Although inflation has moderated and the economy remains stable, the central bank views uncertainty from potential US tariffs as a downside risk to economic growth in the second half of the year, which warrants continued vigilance and a hold on interest rates, board meeting minutes released yesterday showed.
Board members said that the appreciation of the New Taiwan dollar against the US dollar has helped curb import prices, potentially easing inflationary pressures.
However, they cautioned that the lower inflation in May was partly due to a high base from the previous year, underscoring the need to closely monitor price trends.
Photo: Ann Wang, Reuters
Concern was raised over persistent year-on-year increases in housing rent and prices of frequently purchased goods, the minutes showed.
Some directors also warned that further NT dollar appreciation might weigh on Taiwan’s economic momentum.
One board member was less pessimistic, saying that Taiwan’s deeper integration into global value chains has reduced the export sector’s sensitivity to exchange rate fluctuations.
A weaker currency used to boost exports, but that effect has diminished due to structural changes in trade, the director said.
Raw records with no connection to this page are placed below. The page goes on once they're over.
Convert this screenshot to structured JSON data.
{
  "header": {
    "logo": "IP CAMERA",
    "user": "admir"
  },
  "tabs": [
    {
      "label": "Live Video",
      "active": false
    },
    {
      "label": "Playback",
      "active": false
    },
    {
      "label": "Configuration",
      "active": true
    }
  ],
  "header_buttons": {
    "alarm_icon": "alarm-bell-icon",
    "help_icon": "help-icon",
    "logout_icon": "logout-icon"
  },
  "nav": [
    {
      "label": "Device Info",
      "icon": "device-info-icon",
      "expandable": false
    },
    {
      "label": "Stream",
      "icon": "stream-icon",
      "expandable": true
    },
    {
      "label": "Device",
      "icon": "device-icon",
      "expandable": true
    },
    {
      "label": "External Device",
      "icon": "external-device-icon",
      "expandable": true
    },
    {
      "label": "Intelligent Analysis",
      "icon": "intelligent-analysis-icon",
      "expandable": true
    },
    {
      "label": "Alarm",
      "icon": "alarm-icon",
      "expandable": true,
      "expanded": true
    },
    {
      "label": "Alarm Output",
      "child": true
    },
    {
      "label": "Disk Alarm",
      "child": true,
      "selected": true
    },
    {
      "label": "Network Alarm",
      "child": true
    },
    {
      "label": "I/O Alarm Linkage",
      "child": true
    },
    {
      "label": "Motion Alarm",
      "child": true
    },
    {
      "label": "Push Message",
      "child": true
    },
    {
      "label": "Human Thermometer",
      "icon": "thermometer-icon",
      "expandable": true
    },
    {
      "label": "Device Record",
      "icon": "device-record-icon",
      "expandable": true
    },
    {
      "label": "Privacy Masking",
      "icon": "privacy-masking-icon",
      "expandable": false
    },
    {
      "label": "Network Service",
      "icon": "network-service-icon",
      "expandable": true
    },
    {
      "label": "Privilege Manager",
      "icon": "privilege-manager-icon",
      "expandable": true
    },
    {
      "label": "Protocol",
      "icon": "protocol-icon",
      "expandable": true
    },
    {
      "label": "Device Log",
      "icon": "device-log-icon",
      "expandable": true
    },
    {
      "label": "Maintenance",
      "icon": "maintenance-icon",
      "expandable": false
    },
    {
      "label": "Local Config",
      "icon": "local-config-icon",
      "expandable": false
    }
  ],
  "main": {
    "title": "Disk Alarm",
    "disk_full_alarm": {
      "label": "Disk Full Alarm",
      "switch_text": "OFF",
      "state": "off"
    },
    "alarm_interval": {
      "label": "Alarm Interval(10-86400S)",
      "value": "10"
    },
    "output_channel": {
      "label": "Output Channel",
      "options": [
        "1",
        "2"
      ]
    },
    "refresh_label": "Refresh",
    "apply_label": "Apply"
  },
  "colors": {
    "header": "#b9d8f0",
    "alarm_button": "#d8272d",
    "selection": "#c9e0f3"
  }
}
Another board member warned that higher US tariffs could pose risks to inflation and broader economic activity.
While some of the impact might prove transitory, sustained supply chain disruptions could result in more lasting effects, they said.
Washington has set a 15 percent tariff on Japan and South Korea, Taiwan’s major trade competitors. Against this backdrop, board members said that the economic outlook for the second half of the year remains uncertain.
On the credit front, several directors said there was a cooling in the housing market, following the central bank’s selective controls introduced in September last year.
As the ratio of real-estate lending to total bank lending has declined, but remains relatively high, most board members supported maintaining controls while continuing to track real-estate loan concentration and assessing the effectiveness of policy tools, the minutes showed.
Some banks have been more cautious in meeting their disciplinary lending targets, reflecting varied levels of prudence in credit allocation, the minutes said.